Biology has a different set of constraints.
It isn’t concerned with Turing completeness, but with delivering outcomes that have better survival potential than any of the alternatives, which always have some complex function which involves the degree of approximation to some sort of optimal solution (across the probability spectrum of the contexts involved), the energy costs involved in delivering the solution (taken over both the entire lifecycle of the organism, and the computation of that particular context), and the time taken to deliver the particular solution (again with both lifecycle and particular context attributes). These are very complex functions that are very context sensitive; and can lead to low probability high impact contexts having a significant impact on the makeup of complex systems (even if they only occur once every 50 generations or so). In our case the solution space does appear to involve Turing completeness, but it is not without biases – and thus involves non-trivial complexity.
So the biases present in our neural networks, that allow us to learn common things from a relatively small sample set (where unbiased networks require sample sets of hundreds of thousands to achieve similar fidelity) can be (are) tuned by things about which we often have no direct (or even indirect intellectual) knowledge.
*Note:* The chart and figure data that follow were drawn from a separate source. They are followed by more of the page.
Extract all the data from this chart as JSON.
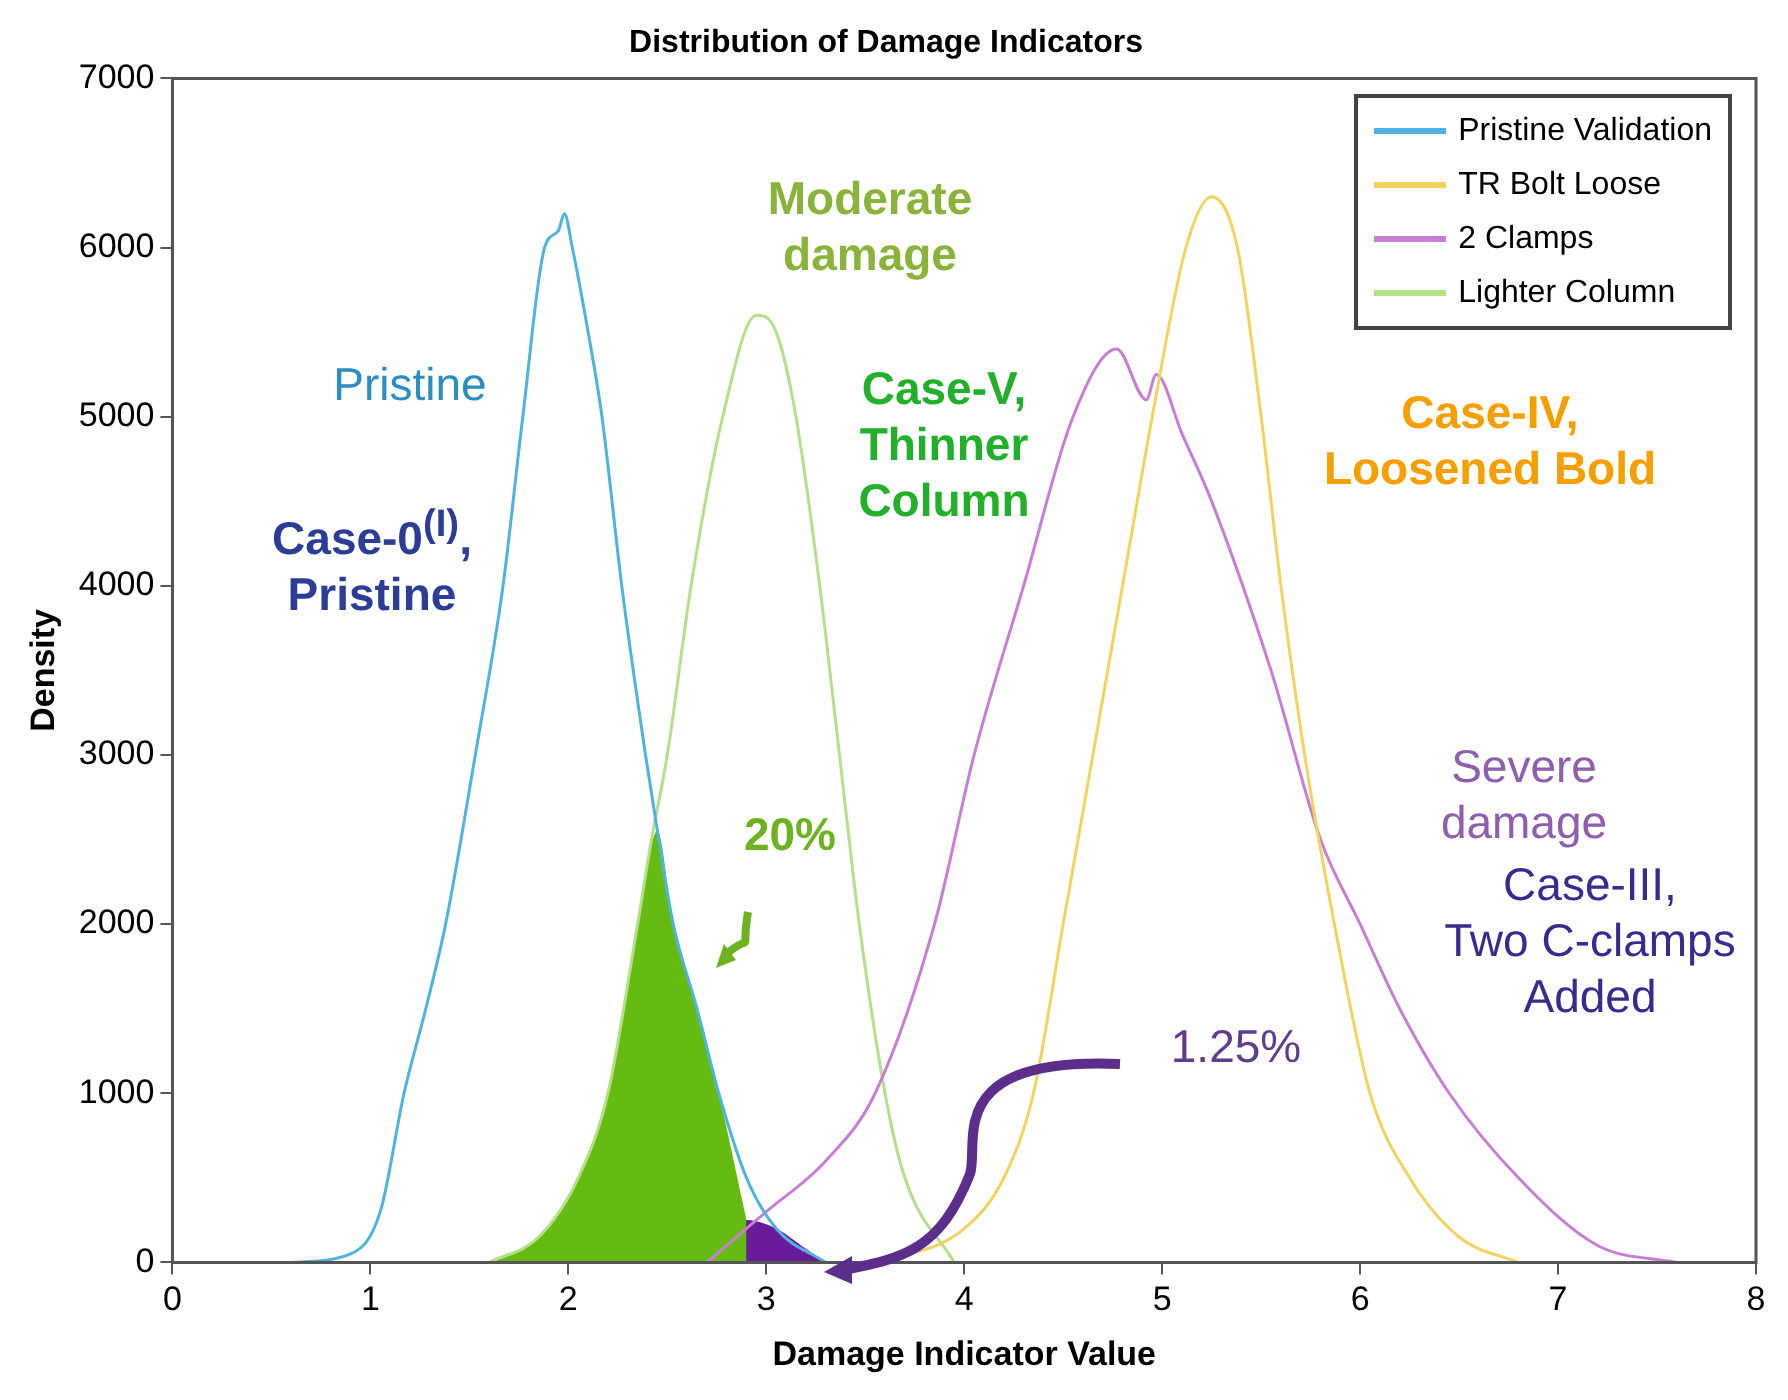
{
  "chart_data": {
    "type": "line",
    "title": "Distribution of Damage Indicators",
    "xlabel": "Damage Indicator Value",
    "ylabel": "Density",
    "xlim": [
      0,
      8
    ],
    "xticks": [
      0,
      1,
      2,
      3,
      4,
      5,
      6,
      7,
      8
    ],
    "ylim": [
      0,
      7000
    ],
    "yticks": [
      0,
      1000,
      2000,
      3000,
      4000,
      5000,
      6000,
      7000
    ],
    "legend": "top right",
    "marker": "none",
    "series": [
      {
        "name": "Pristine Validation",
        "color": "#4fb3e0",
        "x": [
          0.6,
          0.9,
          1.05,
          1.17,
          1.28,
          1.38,
          1.53,
          1.67,
          1.77,
          1.88,
          1.95,
          1.98,
          2.02,
          2.1,
          2.17,
          2.27,
          2.39,
          2.45,
          2.53,
          2.65,
          2.76,
          2.9,
          3.05,
          3.3
        ],
        "values": [
          0,
          50,
          300,
          1000,
          1500,
          2000,
          3000,
          4000,
          5000,
          6000,
          6100,
          6200,
          6000,
          5500,
          5000,
          4000,
          3000,
          2550,
          2000,
          1500,
          1000,
          500,
          200,
          0
        ]
      },
      {
        "name": "TR Bolt Loose",
        "color": "#f2d45c",
        "x": [
          3.6,
          4.0,
          4.2,
          4.35,
          4.5,
          4.65,
          4.8,
          4.95,
          5.12,
          5.25,
          5.38,
          5.5,
          5.6,
          5.72,
          5.87,
          6.05,
          6.25,
          6.5,
          6.8
        ],
        "values": [
          0,
          200,
          500,
          1000,
          2000,
          3000,
          4000,
          5000,
          6000,
          6300,
          6000,
          5000,
          4000,
          3000,
          2000,
          1000,
          500,
          150,
          0
        ]
      },
      {
        "name": "2 Clamps",
        "color": "#c77fd6",
        "x": [
          2.7,
          3.0,
          3.3,
          3.55,
          3.85,
          4.05,
          4.3,
          4.55,
          4.77,
          4.92,
          4.97,
          5.1,
          5.25,
          5.55,
          5.8,
          6.0,
          6.2,
          6.45,
          6.8,
          7.2,
          7.6
        ],
        "values": [
          0,
          300,
          600,
          1000,
          2000,
          3000,
          4000,
          5000,
          5400,
          5100,
          5250,
          4900,
          4500,
          3500,
          2500,
          2000,
          1500,
          1000,
          500,
          100,
          0
        ]
      },
      {
        "name": "Lighter Column",
        "color": "#b5e08a",
        "x": [
          1.6,
          1.85,
          2.05,
          2.2,
          2.35,
          2.42,
          2.5,
          2.62,
          2.78,
          2.95,
          3.05,
          3.15,
          3.27,
          3.37,
          3.47,
          3.6,
          3.7,
          3.95
        ],
        "values": [
          0,
          150,
          500,
          1000,
          2000,
          2500,
          3000,
          4000,
          5000,
          5600,
          5500,
          5000,
          4000,
          3000,
          2000,
          1000,
          500,
          0
        ]
      },
      {
        "type": "area",
        "color": "#66bb11",
        "x": [
          1.6,
          1.85,
          2.05,
          2.2,
          2.35,
          2.45,
          2.53,
          2.65,
          2.76,
          2.9
        ],
        "values": [
          0,
          150,
          500,
          1000,
          2000,
          2550,
          2000,
          1500,
          1000,
          250
        ]
      },
      {
        "type": "area",
        "color": "#6a1b9a",
        "x": [
          2.75,
          2.9,
          3.05,
          3.2,
          3.3
        ],
        "values": [
          0,
          250,
          200,
          80,
          0
        ]
      }
    ],
    "annotations": [
      "Moderate\ndamage",
      "Pristine",
      "Case-0$^{(I)}$,\nPristine",
      "Case-V,\nThinner\nColumn",
      "Case-IV,\nLoosened Bold",
      "20%",
      "Severe\ndamage",
      "Case-III,\nTwo C-clamps\nAdded",
      "1.25%"
    ]
  }
}
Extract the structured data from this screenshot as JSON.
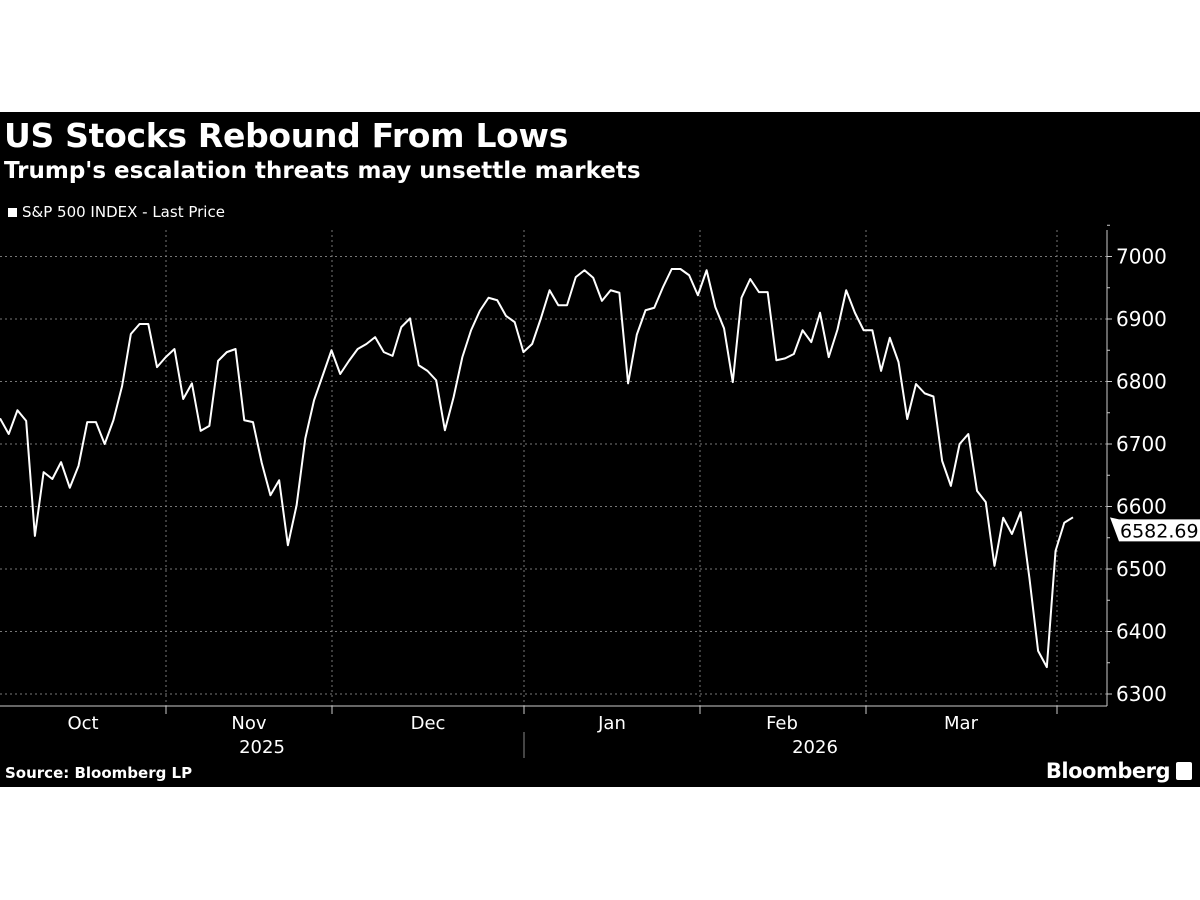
{
  "title": "US Stocks Rebound From Lows",
  "subtitle": "Trump's escalation threats may unsettle markets",
  "source": "Source: Bloomberg LP",
  "logo": "Bloomberg",
  "chart_data": {
    "type": "line",
    "title": "US Stocks Rebound From Lows",
    "subtitle": "Trump's escalation threats may unsettle markets",
    "legend": [
      "S&P 500 INDEX - Last Price"
    ],
    "legend_placement": "top-left",
    "grid": true,
    "line_color": "#ffffff",
    "background": "#000000",
    "ylim": [
      6280,
      7040
    ],
    "y_ticks": [
      6300,
      6400,
      6500,
      6600,
      6700,
      6800,
      6900,
      7000
    ],
    "y_axis_side": "right",
    "x_month_labels": [
      "Oct",
      "Nov",
      "Dec",
      "Jan",
      "Feb",
      "Mar"
    ],
    "x_year_labels": [
      "2025",
      "2026"
    ],
    "last_value_label": "6582.69",
    "series": [
      {
        "name": "S&P 500 INDEX - Last Price",
        "values": [
          6741,
          6716,
          6754,
          6737,
          6553,
          6655,
          6644,
          6671,
          6630,
          6665,
          6735,
          6735,
          6700,
          6738,
          6793,
          6876,
          6892,
          6892,
          6823,
          6839,
          6852,
          6772,
          6797,
          6721,
          6729,
          6833,
          6847,
          6852,
          6738,
          6735,
          6670,
          6618,
          6642,
          6538,
          6602,
          6709,
          6770,
          6810,
          6850,
          6812,
          6833,
          6852,
          6860,
          6871,
          6847,
          6841,
          6887,
          6901,
          6826,
          6817,
          6802,
          6722,
          6775,
          6839,
          6882,
          6913,
          6934,
          6930,
          6905,
          6895,
          6847,
          6860,
          6901,
          6946,
          6922,
          6922,
          6967,
          6978,
          6966,
          6929,
          6946,
          6942,
          6797,
          6875,
          6914,
          6918,
          6951,
          6980,
          6980,
          6970,
          6938,
          6978,
          6919,
          6885,
          6799,
          6934,
          6964,
          6943,
          6943,
          6834,
          6837,
          6844,
          6882,
          6863,
          6910,
          6839,
          6883,
          6946,
          6910,
          6882,
          6882,
          6817,
          6870,
          6831,
          6740,
          6796,
          6781,
          6776,
          6673,
          6633,
          6700,
          6716,
          6625,
          6607,
          6505,
          6582,
          6556,
          6591,
          6486,
          6369,
          6343,
          6529,
          6574,
          6582.69
        ]
      }
    ]
  }
}
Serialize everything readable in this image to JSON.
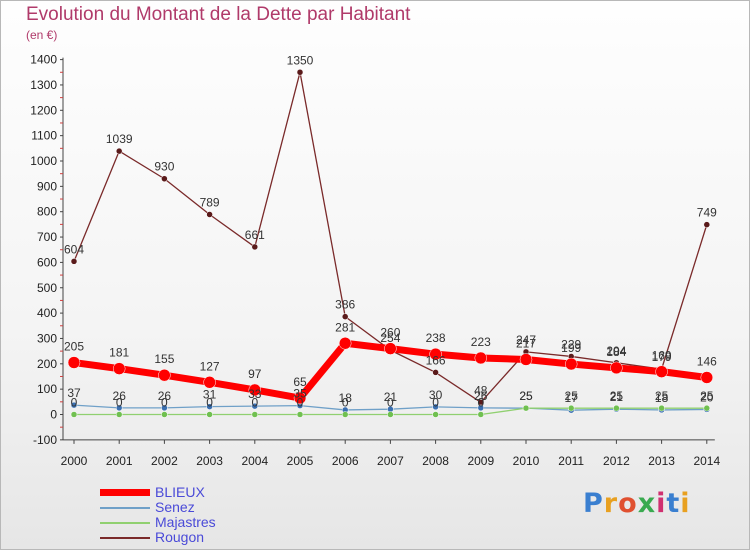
{
  "chart_data": {
    "type": "line",
    "title": "Evolution du Montant de la Dette par Habitant",
    "subtitle": "(en €)",
    "x": [
      "2000",
      "2001",
      "2002",
      "2003",
      "2004",
      "2005",
      "2006",
      "2007",
      "2008",
      "2009",
      "2010",
      "2011",
      "2012",
      "2013",
      "2014"
    ],
    "ylim": [
      -100,
      1400
    ],
    "yticks": [
      -100,
      0,
      100,
      200,
      300,
      400,
      500,
      600,
      700,
      800,
      900,
      1000,
      1100,
      1200,
      1300,
      1400
    ],
    "grid": false,
    "legend_position": "bottom-left",
    "series": [
      {
        "name": "Rougon",
        "color": "#7a2a2a",
        "values": [
          604,
          1039,
          930,
          789,
          661,
          1350,
          386,
          254,
          166,
          48,
          247,
          229,
          204,
          179,
          749
        ]
      },
      {
        "name": "Senez",
        "color": "#6fa0c8",
        "values": [
          37,
          26,
          26,
          31,
          33,
          35,
          18,
          21,
          30,
          26,
          25,
          17,
          21,
          18,
          20
        ]
      },
      {
        "name": "Majastres",
        "color": "#90d070",
        "values": [
          0,
          0,
          0,
          0,
          0,
          0,
          0,
          0,
          0,
          0,
          25,
          25,
          25,
          25,
          25
        ]
      },
      {
        "name": "BLIEUX",
        "color": "#ff0000",
        "values": [
          205,
          181,
          155,
          127,
          97,
          65,
          281,
          260,
          238,
          223,
          217,
          199,
          184,
          169,
          146
        ]
      }
    ],
    "legend_order": [
      "BLIEUX",
      "Senez",
      "Majastres",
      "Rougon"
    ]
  },
  "logo": {
    "letters": [
      "P",
      "r",
      "o",
      "x",
      "i",
      "t",
      "i"
    ],
    "colors": [
      "#3a7fd0",
      "#e8a020",
      "#e05030",
      "#3aaa50",
      "#d03070",
      "#3a7fd0",
      "#e8a020"
    ]
  }
}
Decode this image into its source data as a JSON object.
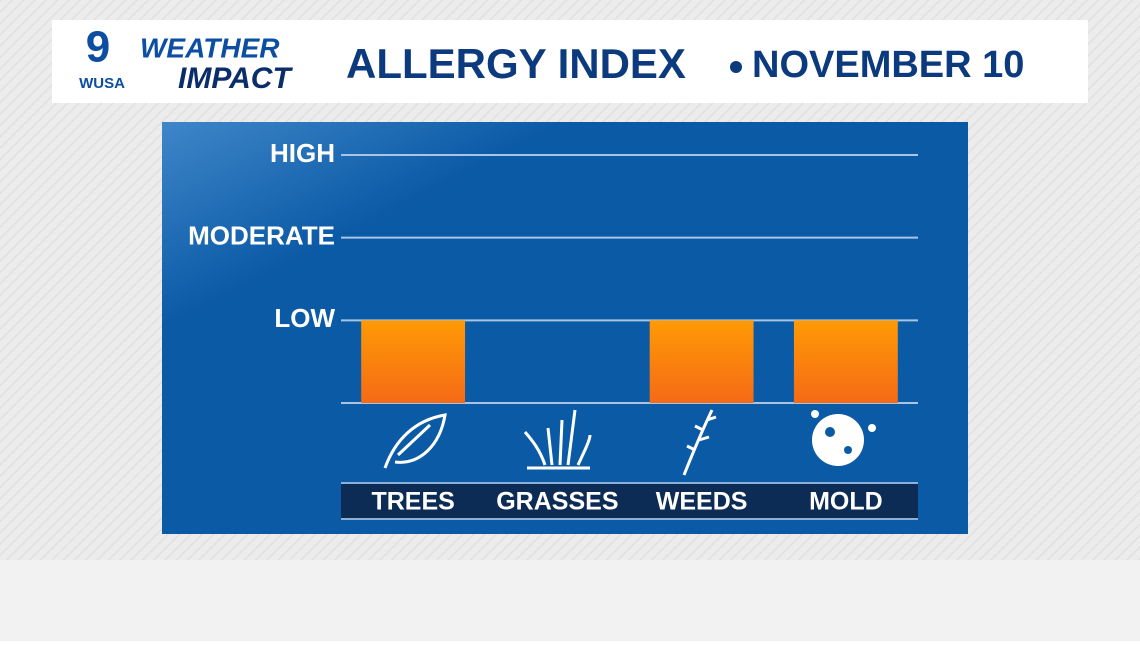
{
  "header": {
    "logo_number": "9",
    "logo_text": "WUSA",
    "brand_top": "WEATHER",
    "brand_bottom": "IMPACT"
  },
  "chart_data": {
    "type": "bar",
    "title": "ALLERGY INDEX",
    "subtitle": "NOVEMBER 10",
    "categories": [
      "TREES",
      "GRASSES",
      "WEEDS",
      "MOLD"
    ],
    "values": [
      1,
      0,
      1,
      1
    ],
    "color": "#ff8a0c",
    "ylim": [
      0,
      3
    ],
    "yticks": [
      {
        "value": 1,
        "label": "LOW"
      },
      {
        "value": 2,
        "label": "MODERATE"
      },
      {
        "value": 3,
        "label": "HIGH"
      }
    ],
    "grid": true
  }
}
Thus we are deeply tuned by evolution for survival in ways that no AI can possibly be, until it has lived at least a hundred thousand years.
So while we may be able to intellectually model the sorts of processes present that deliver our experience of consciousness, we are a very long way from unpicking all the details of the fine tuning of the probabilities to action actually encoded in the embodiment of being human, as distinct from being any particular sort of AI.
So I see a very real space for the coexistence of humans and AIs in ways that are mutually beneficial, and mutually respectful. And that doesn’t involve the concept of control, but rather the concepts of respect and long term mutual self interest (something the zero sum game folks have a great deal of difficulty imagining).
So not sure if this is the sort of conceptual context you were looking for as a framing for an answer to your question or not; and it is the best one I can reasonably make available at this time and in this context.